SteidlMACK’s excellent new monograph draws together these series, situating them among the more widely known elements of Paul Graham’s career to date. From A1 – the Great North Road, Graham’s own rendering of the American “journey” template, to the recent A Shimmer of Possibility, Graham has been a severe and articulate presence within contemporary practice.

 

The folios, in this well designed book, are convincing and extensive. Furthermore, the work is contextualised by serious and fluent essays. David Chandler’s text, in particular, is a layering of interview, literature and chronology, which locates the book’s extensive folios through disparate and rich influences.
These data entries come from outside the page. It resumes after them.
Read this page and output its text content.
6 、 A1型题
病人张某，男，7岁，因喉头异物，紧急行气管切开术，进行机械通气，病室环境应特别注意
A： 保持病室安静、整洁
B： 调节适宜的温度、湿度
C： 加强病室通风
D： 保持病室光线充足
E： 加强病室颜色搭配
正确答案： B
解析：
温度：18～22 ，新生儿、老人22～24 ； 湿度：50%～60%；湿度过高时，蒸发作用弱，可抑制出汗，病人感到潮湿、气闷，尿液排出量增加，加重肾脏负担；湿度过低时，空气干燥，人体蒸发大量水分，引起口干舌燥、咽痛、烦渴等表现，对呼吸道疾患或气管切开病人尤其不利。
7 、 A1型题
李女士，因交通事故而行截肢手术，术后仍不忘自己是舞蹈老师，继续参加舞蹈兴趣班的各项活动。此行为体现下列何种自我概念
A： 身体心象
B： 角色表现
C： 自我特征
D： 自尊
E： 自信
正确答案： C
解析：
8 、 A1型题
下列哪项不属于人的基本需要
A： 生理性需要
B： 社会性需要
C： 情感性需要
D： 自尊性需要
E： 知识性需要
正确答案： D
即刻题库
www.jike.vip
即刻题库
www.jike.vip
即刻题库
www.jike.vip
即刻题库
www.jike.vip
The book closes with thumbnails of the page layouts of all Graham’s prior publications, revealing rhythm and consistent strengths across the photographer’s career.

 

Looking at the pictures again, both here and as they have punctuated some of the survey shows in the recent attempts to rekindle some kind of British History of Photography, I’m conscious of Paul Graham’s centrality to recent practice (and also that he has been lost to America, where he now teaches and works). The later work has grown to articulate difficult moments in history with profound depth. This valuable collection shows clearly that the photographer’s efforts to progress his medium, and its deployment, remains dangerous, brave and insistent.